An Encyclopedia and Go to Source for All Things UAP

UAP Personalities

Lorenzen, Coral

TL;DR Claim(s) to Fame

  • Key organizer and writer in early U.S. civilian UFO research and reporting infrastructure.
  • Co-led a major UFO organization focused on compiling case files and publishing analyses.
  • Helped popularize serious-sounding “case record” methods in the post-1947 UFO era.
  • Criticized by skeptics for promoting UFO conclusions from uneven witness data and limited instrumentation.

Introduction

Coral Lorenzen was a major figure in mid-20th-century American ufology, best known for building and sustaining civilian infrastructure for UFO investigation and publishing. She is frequently associated with the organized case-file tradition—systematically collecting witness reports, correspondence, and clippings; producing newsletters; and presenting UFOs as a persistent anomaly deserving sustained attention.

Background

Lorenzen’s importance is tied to the postwar explosion of UFO interest and the parallel development of civilian organizations that aimed to compensate for perceived government dismissiveness. Publishing and community coordination were crucial in this era, and Lorenzen’s work helped professionalize a volunteer-driven research culture.

Ufology Career

Her ufology career centered on organization-building, editorial leadership, and authoring accessible summaries that encouraged readers to interpret UFOs as a real, unresolved phenomenon. She helped create templates for how cases were reported and archived.

Early Work (Year-Year)

Early work involved establishing processes: intake of reports, categorization, follow-up correspondence, and dissemination through newsletters and books. This built the social and informational glue of early ufology.

Prominence (Year-Year)

Prominence came through sustained publishing output and organizational visibility. Lorenzen became a recognizable name to readers who followed UFO developments through newsletters and paperbound compilations.

Later Work (Year-Year

Later contributions continued to emphasize documentation, continuity of case records, and arguments that the phenomenon’s persistence implied a meaningful underlying reality.

Major Contributions

  • Organizational infrastructure: Helped build durable civilian mechanisms for UFO reporting and archiving.
  • Publishing leadership: Shaped how readers learned about UFO cases in a pre-internet era.
  • Case-file culture: Strengthened the idea that accumulated reports could be evidence in aggregate.

Notable Cases

Lorenzen’s “notable cases” are the case collections and recurring flap periods documented through organizational channels rather than a single signature incident.

Views and Hypotheses

Her work typically treated UFOs as a genuine unresolved phenomenon, emphasizing witness credibility and pattern recurrence across geographic and temporal boundaries.

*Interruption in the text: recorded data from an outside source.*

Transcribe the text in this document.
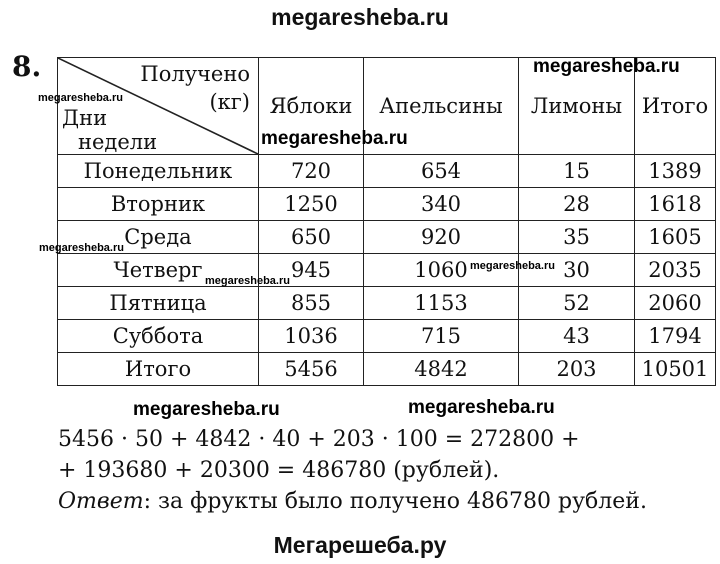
megaresheba.ru
8.	Получено
(кг)
Дни
недели	Яблоки	Апельсины	Лимоны	Итого
Понедельник	720	654	15	1389
Вторник	1250	340	28	1618
Среда	650	920	35	1605
Четверг	945	1060	30	2035
Пятница	855	1153	52	2060
Суббота	1036	715	43	1794
Итого	5456	4842	203	10501
megaresheba.ru
megaresheba.ru
megaresheba.ru
megaresheba.ru
megaresheba.ru
megaresheba.ru
megaresheba.ru	megaresheba.ru
5456 · 50 + 4842 · 40 + 203 · 100 = 272800 +
+ 193680 + 20300 = 486780 (рублей).
Ответ: за фрукты было получено 486780 рублей.
Мегарешеба.ру
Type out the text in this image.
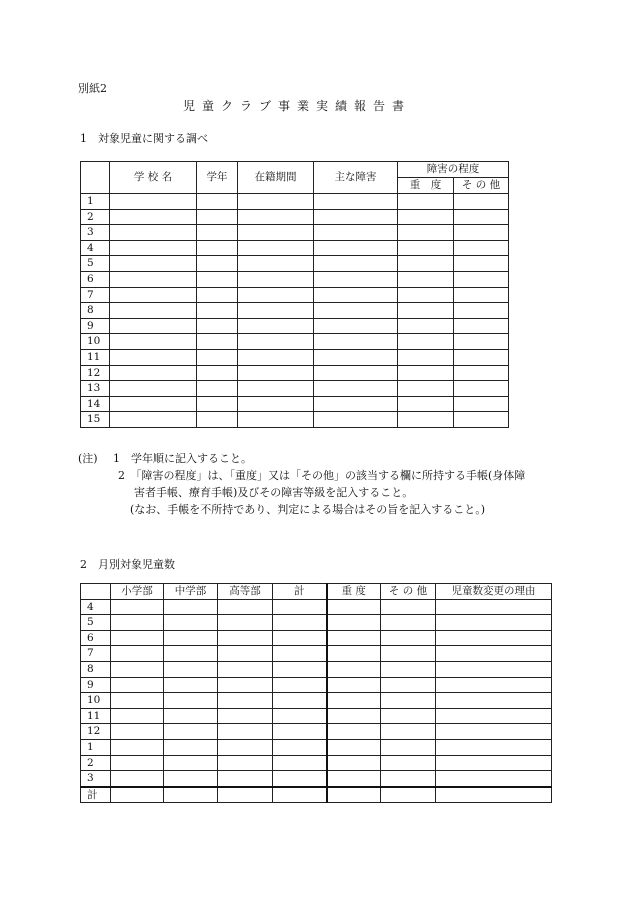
別紙2
児童クラブ事業実績報告書
1　対象児童に関する調べ
	学 校 名	学年	在籍期間	主な障害	障害の程度	
					重　度	そ の 他
1						
2						
3						
4						
5						
6						
7						
8						
9						
10						
11						
12						
13						
14						
15						
(注) 1　学年順に記入すること。
2　「障害の程度」は、「重度」又は「その他」の該当する欄に所持する手帳(身体障
害者手帳、療育手帳)及びその障害等級を記入すること。
(なお、手帳を不所持であり、判定による場合はその旨を記入すること。)
2　月別対象児童数
	小学部	中学部	高等部	計	重 度	そ の 他	児童数変更の理由
4							
5							
6							
7							
8							
9							
10							
11							
12							
1							
2							
3							
計							
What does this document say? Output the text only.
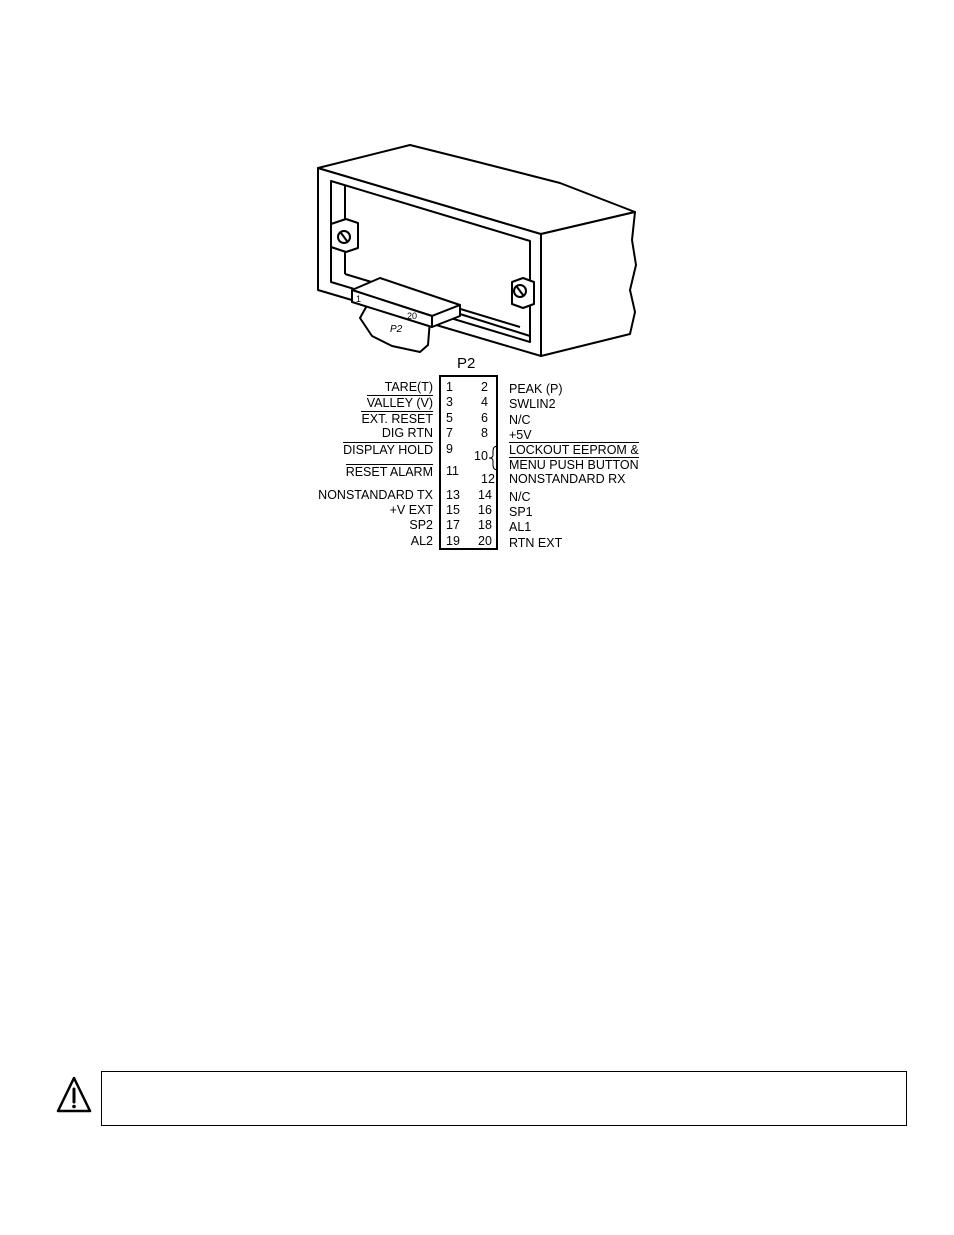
1
20
P2
P2
TARE(T)
VALLEY (V)
EXT. RESET
DIG RTN
DISPLAY HOLD
RESET ALARM
NONSTANDARD TX
+V EXT
SP2
AL2
1
3
5
7
9
11
13
15
17
19
2
4
6
8
10
12
14
16
18
20
PEAK (P)
SWLIN2
N/C
+5V
LOCKOUT EEPROM &
MENU PUSH BUTTON
NONSTANDARD RX
N/C
SP1
AL1
RTN EXT
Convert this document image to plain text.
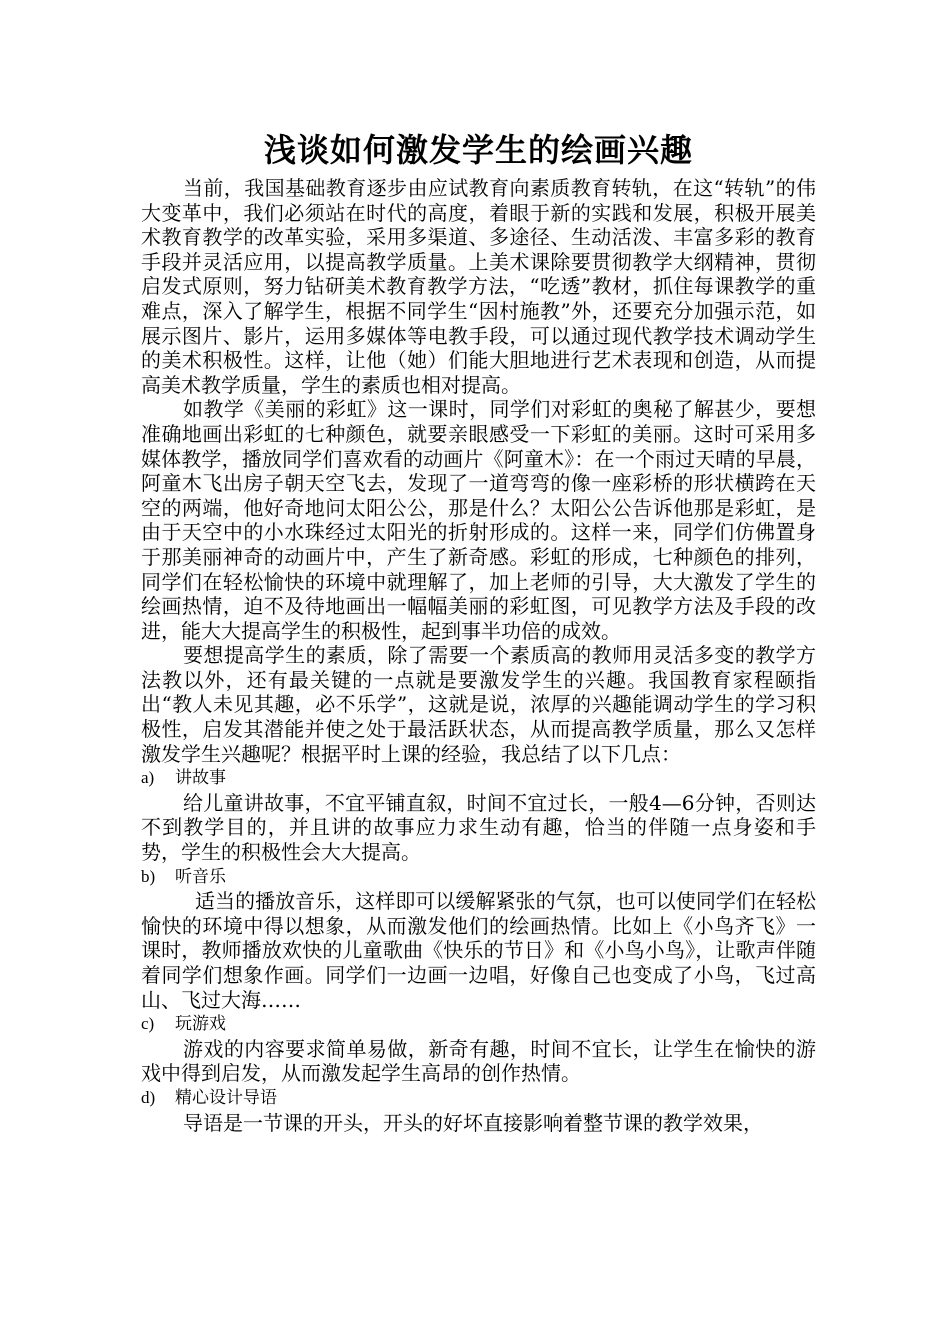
浅谈如何激发学生的绘画兴趣

当前，我国基础教育逐步由应试教育向素质教育转轨，在这“转轨”的伟大变革中，我们必须站在时代的高度，着眼于新的实践和发展，积极开展美术教育教学的改革实验，采用多渠道、多途径、生动活泼、丰富多彩的教育手段并灵活应用，以提高教学质量。上美术课除要贯彻教学大纲精神，贯彻启发式原则，努力钻研美术教育教学方法，“吃透”教材，抓住每课教学的重难点，深入了解学生，根据不同学生“因村施教”外，还要充分加强示范，如展示图片、影片，运用多媒体等电教手段，可以通过现代教学技术调动学生的美术积极性。这样，让他（她）们能大胆地进行艺术表现和创造，从而提高美术教学质量，学生的素质也相对提高。

如教学《美丽的彩虹》这一课时，同学们对彩虹的奥秘了解甚少，要想准确地画出彩虹的七种颜色，就要亲眼感受一下彩虹的美丽。这时可采用多媒体教学，播放同学们喜欢看的动画片《阿童木》：在一个雨过天晴的早晨，阿童木飞出房子朝天空飞去，发现了一道弯弯的像一座彩桥的形状横跨在天空的两端，他好奇地问太阳公公，那是什么？太阳公公告诉他那是彩虹，是由于天空中的小水珠经过太阳光的折射形成的。这样一来，同学们仿佛置身于那美丽神奇的动画片中，产生了新奇感。彩虹的形成，七种颜色的排列，同学们在轻松愉快的环境中就理解了，加上老师的引导，大大激发了学生的绘画热情，迫不及待地画出一幅幅美丽的彩虹图，可见教学方法及手段的改进，能大大提高学生的积极性，起到事半功倍的成效。

要想提高学生的素质，除了需要一个素质高的教师用灵活多变的教学方法教以外，还有最关键的一点就是要激发学生的兴趣。我国教育家程颐指出“教人未见其趣，必不乐学”，这就是说，浓厚的兴趣能调动学生的学习积极性，启发其潜能并使之处于最活跃状态，从而提高教学质量，那么又怎样激发学生兴趣呢？根据平时上课的经验，我总结了以下几点：

a) 讲故事

给儿童讲故事，不宜平铺直叙，时间不宜过长，一般4—6分钟，否则达不到教学目的，并且讲的故事应力求生动有趣，恰当的伴随一点身姿和手势，学生的积极性会大大提高。

b) 听音乐

适当的播放音乐，这样即可以缓解紧张的气氛，也可以使同学们在轻松愉快的环境中得以想象，从而激发他们的绘画热情。比如上《小鸟齐飞》一课时，教师播放欢快的儿童歌曲《快乐的节日》和《小鸟小鸟》，让歌声伴随着同学们想象作画。同学们一边画一边唱，好像自己也变成了小鸟，飞过高山、飞过大海……

c) 玩游戏

游戏的内容要求简单易做，新奇有趣，时间不宜长，让学生在愉快的游戏中得到启发，从而激发起学生高昂的创作热情。

d) 精心设计导语

导语是一节课的开头，开头的好坏直接影响着整节课的教学效果，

Criticism and Controversies

Critics argue that case-file ufology can amplify weak reports and create pattern illusions. Supporters argue that consistent reporting across decades indicates something real that conventional explanations fail to dissolve.

Media and Influence

Lorenzen’s influence is strongest in ufology’s institutional memory: many later investigators relied on early organizational archives and publishing models pioneered in her era.

Legacy

Coral Lorenzen remains a foundational organizer-author figure in American ufology, representing the mid-century transition from curiosity to sustained civilian research infrastructure.

Books

Non-Fiction

Flying Saucers: The Startling Evidence of the Invasion from Outer Space (2017)
https://www.amazon.com/Flying-Saucers-Startling-Evidence-Establishments/dp/1546360131/

UFOs Over the Americas: Flying Saucers, the CIA, and the Fight For Disclosure (2017)
https://www.amazon.com/UFOs-Over-Americas-Saucers-Disclosure/dp/1546360220/

Lorenzen, Coral

robert.francis.jr 1 Comment(s)
This is a topic for discussing Coral Lorenzen to improve his Article and add any missing interviews, podcasts and documentaries in the Media section.